Re: Proposal for the Direct Mapping

* Richard Cyganiak <richard@cyganiak.de> [2011-07-26 19:41+0100]
> Hi all,
> 
> The Direct Mapping document is stuck because we have a stalemate between the editors. With Last Call approaching, we need *some* way of breaking the stalemate. So here's a proposal. This is a possible new outline for the document, along with assignments of separate sections to separate editors.
> 
> 
>     1. Introduction
>        - What is this?
>        - How does it relate to R2RML
>        - Target audience, assumed level of knowledge
>        - RDF terms and SQL/relational terms are used as defined in 
>          documents XXX and YYY
> 
>     2. Example (Informative)
>        - A simple two-table example
>        - Quick explanation of foreign key handling
>        - Quick explanation of tables w/o PKs
> 
>     3. The Direct Mapping [in Plain English]
>        - “The Direct Graph of a database is the union of the Table Graphs
>           of all tables in the database.”
>        - “The Table Graph of a table is the union of the Row Graphs...”
>        - “The Row Graph of a row is ...”
>        - ...

PROPOSAL: that the English definition of the direct mapping be defined as:
[[
The Direct Mapping is a formula for creating an RDF graph from the
rows in a table.
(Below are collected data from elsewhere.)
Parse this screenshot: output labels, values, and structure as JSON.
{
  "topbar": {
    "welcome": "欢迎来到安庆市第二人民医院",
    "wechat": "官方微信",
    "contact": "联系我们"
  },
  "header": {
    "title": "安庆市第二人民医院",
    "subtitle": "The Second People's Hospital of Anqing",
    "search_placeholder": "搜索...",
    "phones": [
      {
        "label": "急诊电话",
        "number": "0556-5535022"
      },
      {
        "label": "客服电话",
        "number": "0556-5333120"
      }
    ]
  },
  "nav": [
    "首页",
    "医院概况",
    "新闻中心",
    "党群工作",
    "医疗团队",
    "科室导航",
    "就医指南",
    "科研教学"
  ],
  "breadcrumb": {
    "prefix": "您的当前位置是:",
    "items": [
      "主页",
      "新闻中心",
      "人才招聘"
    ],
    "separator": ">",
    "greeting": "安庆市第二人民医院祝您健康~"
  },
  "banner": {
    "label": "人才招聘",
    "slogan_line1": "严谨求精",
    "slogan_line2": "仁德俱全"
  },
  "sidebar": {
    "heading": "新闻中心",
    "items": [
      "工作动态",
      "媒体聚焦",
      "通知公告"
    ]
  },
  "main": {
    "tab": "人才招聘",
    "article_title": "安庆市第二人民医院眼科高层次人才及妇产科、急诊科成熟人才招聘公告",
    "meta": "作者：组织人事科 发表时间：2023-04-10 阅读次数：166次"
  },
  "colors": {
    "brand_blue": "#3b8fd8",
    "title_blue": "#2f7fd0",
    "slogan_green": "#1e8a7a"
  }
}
A base IRI defines a web space for the labels in
this graph; all labels are generated by appending to the base.

The functions scalar and reference extract the scalar and reference
attributes (those participating in a foreign key) respectively:

dfn references: the attributes in a table's foreign keys.

dfn scalars: the attributes in a table which are NOT in any foreign
   key.

dfn: non-unary references: the references for which the table's
   foreign key is NOT composed of a single attribute.

SQL table and attribute identifiers compose RDF IRIs in the direct
graph. These identifiers are separated by the punctuation characters
'#', ',', '/' and '='. All SQL identifiers are escaped following URL-
encoding
<http://www.w3.org/TR/html5/association-of-controls-and-forms.html#url-encoded-form-data>
except that only the above punctuation and the characters not
permitted in RDF IRIs are escaped.

In the direct graph, there is an identifier for each row in a database
table. If the row is in a table with a primary key, this is formed
from the table name and the attribute names and values of each attribute
in the primary key. If there is no primary key for the table, the row
identifier is a fresh blank node:

dfn row identifier:

   if the table has a primary key with attributes, the relative IRI for
   the row identifier is the concationation of the table name, '/', and
   a ','-separated concatonation of each attribute name, '=', and the
   attribute value.

   if the table has no primary key, the row identifier is a fresh blank
   node.

A (potentially unary) list of attribute names in a table form a
property IRI:

dfn property IRI: the concationation of the table name, '/', and a
   ','-separated concatonation of each attribute name, and a '#' at
   the end of the property IRI.

The values in a row are mapped to RDF literals:

dfn litaral map: a mapping from an SQL value with a datatype to an RDF
   literal with and XML Schema datatype where the RDF literal has a
   lexical value equivalent to the SQL lexical value and the datatype
   mapping is found in this table:

SQL   XSD datatype
___     ____________
INT  http://www.w3.org/TR/xmlschema-2/#integer
FLOAT  http://www.w3.org/TR/xmlschema-2/#float
DATE  http://www.w3.org/TR/xmlschema-2/#date
TIME  http://www.w3.org/TR/xmlschema-2/#time
TIMESTAMP  http://www.w3.org/TR/xmlschema-2/#dateTime
CHAR  plain literal
VARCHAR plain literal
STRING  plain literal

The Direct Maping is defined by a set of mapping functions from table
rows to RDF triples:

dfn direct mapping: the set of triples produced by invoking the
   <table mapping> on each table in a database.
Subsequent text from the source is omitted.